Through my writing, I was able to heal a part of my life, that in many ways had died or so I thought. While my inner man was healing, there was a bigger part of my life that really wasn't moving. I wasn't participating in the part of life that requires action, for someone reason in that area I was paralyzed. I didn't no how to push myself back from the computer screen and move myself into the place of doing. While I was healing (and I was and still am) I was also gripped with fear, fear of having to face the world without him. My writing gave me the courage needed to face the pain, it gave me away to let out the sorrow that was enlarged so deep in my heart. What I didn't know at that time was, hiding behind the pain and sorrow were fear and shame.
August 9, 2009:
I was in Albuquerque New Mexico at my sister's brother in-laws house. I woke up remembering what this day had taken from me. The only man that I had truly given my heart to. The one man who never asked for anyting in return, but gave me all he had. Today was the day I would remember forever, and to be honest I didn't want to. I wanted it all to be a horrible nightmare something that hadn't really happened. I remembering crying, hysterically to be exact. The pain I had worked so hard to deal with or honestly in my mind thought I had dealt with, was there reminding me of what I had lost. I needed the pain to stop, I needed the memory of that night to be gone. So I cried out to God, begging him to please take my life. I was pleading my case to him, wanting him to understand there was no way I could continue this journey, not without my Aaron. (Taking my own life was and has never been an option for me.)
God answers prayers, even when we don't think he's listening :)
I remember looking at the mountains and the sun was coming up behind them, with all of it's beauty and splendor. While I was crying and pleading I heard God's voice as clear as day he said "Daughter his journey was complete yours is not. He died you didn't, you must complete your destiny now". I was so afraid and paralyzed in my own thoughts, "did I really hear God or am I imagining it". Then again I heard "Your job here is not done, there are other's waiting on you". That was the day I woke up from the nightmare that had gripped my life for more than a year, the day I truly began to live again. The journey still continues, there are days I miss Aaron with all my heart, but I am no longer gripped with fear.

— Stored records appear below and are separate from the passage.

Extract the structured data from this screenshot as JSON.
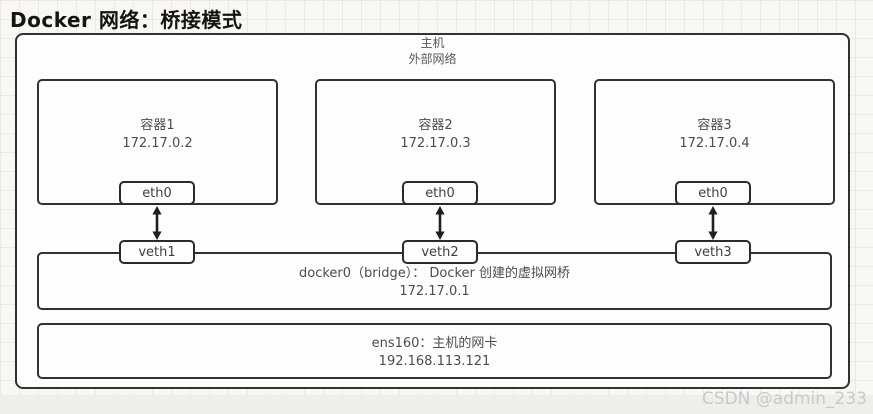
{
  "page": {
    "title": "Docker 网络：桥接模式",
    "watermark": "CSDN @admin_233"
  },
  "host": {
    "label_line1": "主机",
    "label_line2": "外部网络"
  },
  "containers": [
    {
      "name": "容器1",
      "ip": "172.17.0.2",
      "iface": "eth0",
      "veth": "veth1"
    },
    {
      "name": "容器2",
      "ip": "172.17.0.3",
      "iface": "eth0",
      "veth": "veth2"
    },
    {
      "name": "容器3",
      "ip": "172.17.0.4",
      "iface": "eth0",
      "veth": "veth3"
    }
  ],
  "bridge": {
    "label": "docker0（bridge）： Docker 创建的虚拟网桥",
    "ip": "172.17.0.1"
  },
  "nic": {
    "label": "ens160：主机的网卡",
    "ip": "192.168.113.121"
  },
  "colors": {
    "box_border": "#323232",
    "text": "#4d4d4d",
    "title": "#141414",
    "watermark": "#c9c9c9",
    "background": "#f8f7f4"
  }
}
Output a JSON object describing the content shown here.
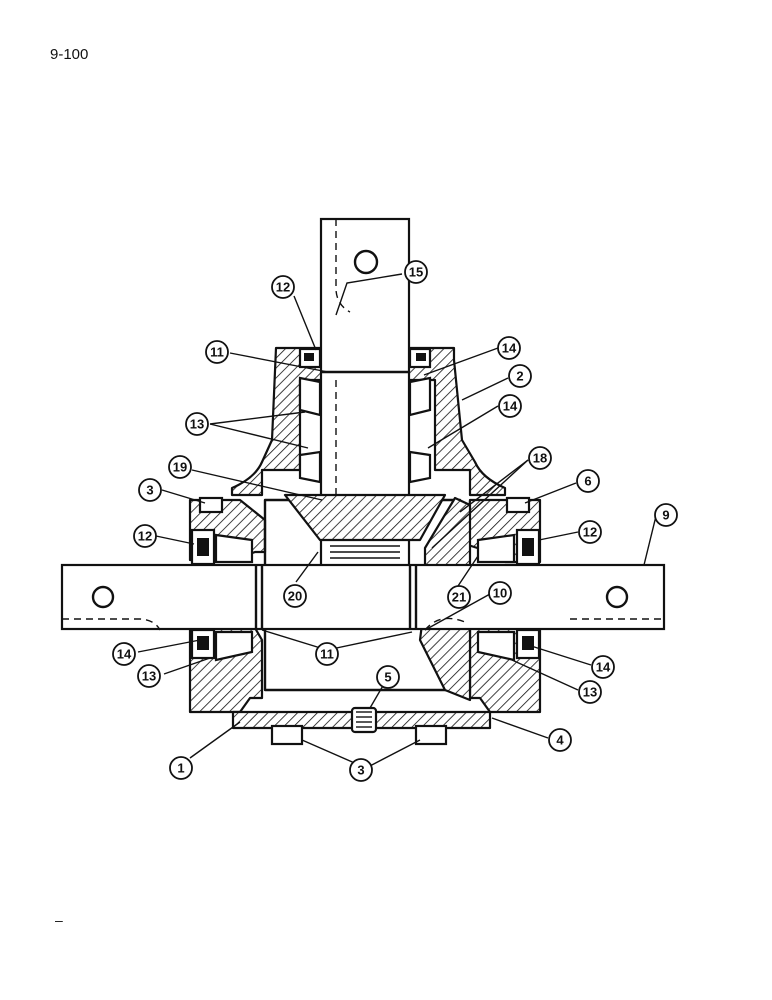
{
  "page": {
    "page_number": "9-100",
    "footer_mark": "–"
  },
  "callouts": {
    "c1": "1",
    "c2": "2",
    "c3_upper": "3",
    "c3_lower": "3",
    "c4": "4",
    "c5": "5",
    "c6": "6",
    "c9": "9",
    "c10": "10",
    "c11_upper": "11",
    "c11_lower": "11",
    "c12_upper": "12",
    "c12_left": "12",
    "c12_right": "12",
    "c13_upper": "13",
    "c13_left": "13",
    "c13_right": "13",
    "c14_upper": "14",
    "c14_mid": "14",
    "c14_left": "14",
    "c14_right": "14",
    "c15": "15",
    "c18": "18",
    "c19": "19",
    "c20": "20",
    "c21": "21"
  }
}
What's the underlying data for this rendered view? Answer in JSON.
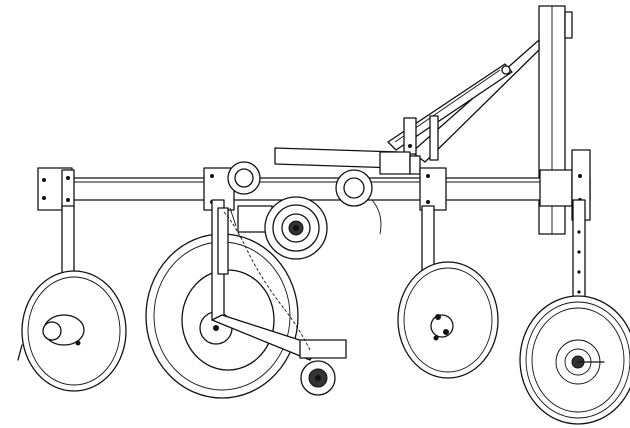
{
  "drawing": {
    "line_color": "#111111",
    "background": "#ffffff",
    "parts": [
      "main-frame-bar",
      "vertical-mast",
      "hitch-arms",
      "coulter-discs",
      "gauge-wheel",
      "drive-chain",
      "coulter-roller"
    ]
  }
}
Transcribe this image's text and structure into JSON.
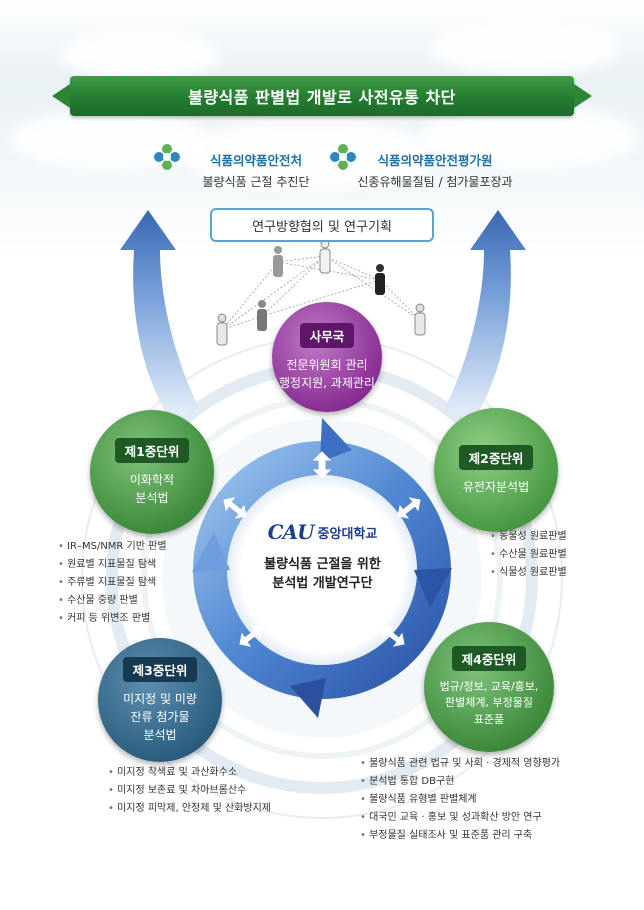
{
  "banner": {
    "title": "불량식품 판별법 개발로 사전유통 차단"
  },
  "orgs": [
    {
      "name": "식품의약품안전처",
      "sub": "불량식품 근절 추진단"
    },
    {
      "name": "식품의약품안전평가원",
      "sub": "신종유해물질팀 / 첨가물포장과"
    }
  ],
  "plan": {
    "label": "연구방향협의 및 연구기획"
  },
  "secretariat": {
    "tag": "사무국",
    "line1": "전문위원회 관리",
    "line2": "행정지원, 과제관리"
  },
  "unit1": {
    "tag": "제1중단위",
    "line1": "이화학적",
    "line2": "분석법",
    "items": [
      "IR–MS/NMR 기반 판별",
      "원료별 지표물질 탐색",
      "주류별 지표물질 탐색",
      "수산물 중량 판별",
      "커피 등 위변조 판별"
    ]
  },
  "unit2": {
    "tag": "제2중단위",
    "line1": "유전자분석법",
    "items": [
      "동물성 원료판별",
      "수산물 원료판별",
      "식물성 원료판별"
    ]
  },
  "unit3": {
    "tag": "제3중단위",
    "line1": "미지정 및 미량",
    "line2": "잔류 첨가물",
    "line3": "분석법",
    "items": [
      "미지정 착색료 및 과산화수소",
      "미지정 보존료 및 차아브롬산수",
      "미지정 피막제, 안정제 및 산화방지제"
    ]
  },
  "unit4": {
    "tag": "제4중단위",
    "line1": "법규/정보, 교육/홍보,",
    "line2": "판별체계, 부정물질",
    "line3": "표준품",
    "items": [
      "불량식품 관련 법규 및 사회 · 경제적 영향평가",
      "분석법 통합 DB구현",
      "불량식품 유형별 판별체계",
      "대국민 교육 · 홍보 및 성과확산 방안 연구",
      "부정물질 실태조사 및 표준품 관리 구축"
    ]
  },
  "center": {
    "logo": "CAU",
    "university": "중앙대학교",
    "line1": "불량식품 근절을 위한",
    "line2": "분석법 개발연구단"
  },
  "colors": {
    "banner": "#2d8636",
    "secretariat": "#8a2f95",
    "green_unit": "#3f8c3d",
    "blue_unit": "#2c5f80",
    "cycle": "#3f77c8",
    "plan_border": "#5aa5c9"
  }
}
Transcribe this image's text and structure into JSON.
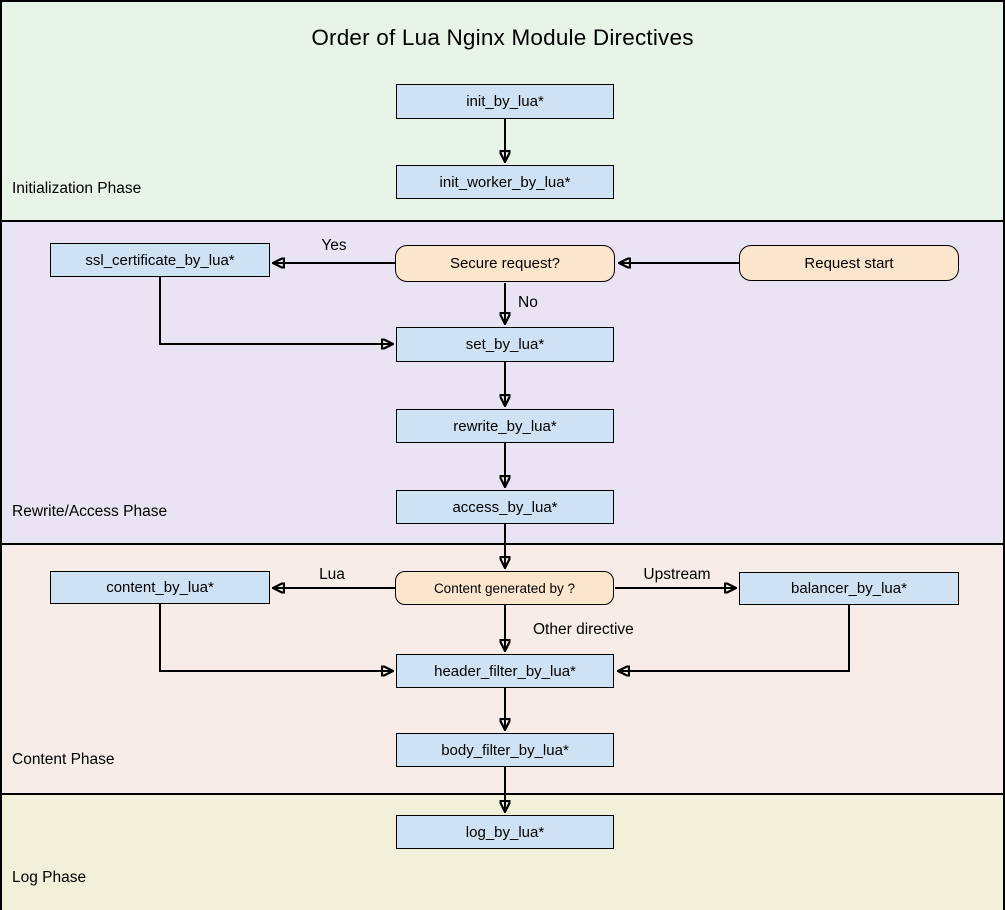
{
  "title": "Order of Lua Nginx Module Directives",
  "colors": {
    "phase_initialization_bg": "#e8f4e8",
    "phase_rewrite_access_bg": "#eae3f3",
    "phase_content_bg": "#f7ece8",
    "phase_log_bg": "#f2f0d9",
    "directive_node_fill": "#cfe2f3",
    "decision_node_fill": "#fce5cd",
    "border": "#000000",
    "arrow": "#000000"
  },
  "phases": [
    {
      "label": "Initialization Phase"
    },
    {
      "label": "Rewrite/Access Phase"
    },
    {
      "label": "Content Phase"
    },
    {
      "label": "Log Phase"
    }
  ],
  "nodes": {
    "init_by_lua": "init_by_lua*",
    "init_worker_by_lua": "init_worker_by_lua*",
    "ssl_certificate_by_lua": "ssl_certificate_by_lua*",
    "secure_request": "Secure request?",
    "request_start": "Request start",
    "set_by_lua": "set_by_lua*",
    "rewrite_by_lua": "rewrite_by_lua*",
    "access_by_lua": "access_by_lua*",
    "content_by_lua": "content_by_lua*",
    "content_generated_by": "Content generated by ?",
    "balancer_by_lua": "balancer_by_lua*",
    "header_filter_by_lua": "header_filter_by_lua*",
    "body_filter_by_lua": "body_filter_by_lua*",
    "log_by_lua": "log_by_lua*"
  },
  "edge_labels": {
    "yes": "Yes",
    "no": "No",
    "lua": "Lua",
    "upstream": "Upstream",
    "other_directive": "Other directive"
  }
}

"I am aware that at times when remembering my beloved husband, there will be moments of deep sorrow but I am also aware that there will be moments of joy and laughter as the memories of our life together flutter by on wings of Angels" :)
Tuesday, July 14, 2009
I liken my journey to being in a jungle where the fog hangs so low I can barely see two feet in front of me. Looking back I can see the journey marked with my tears. When looking ahead there are glimmers of light. So I continue, each step with more hope than the last.
I want to stop and ask "how did I get here, how did I get so lost". There's no time for questions, for there are no safe answers. Deep inside, I know the answers that I seek are blanketed in too much pain. So I continue, the light appears closer now.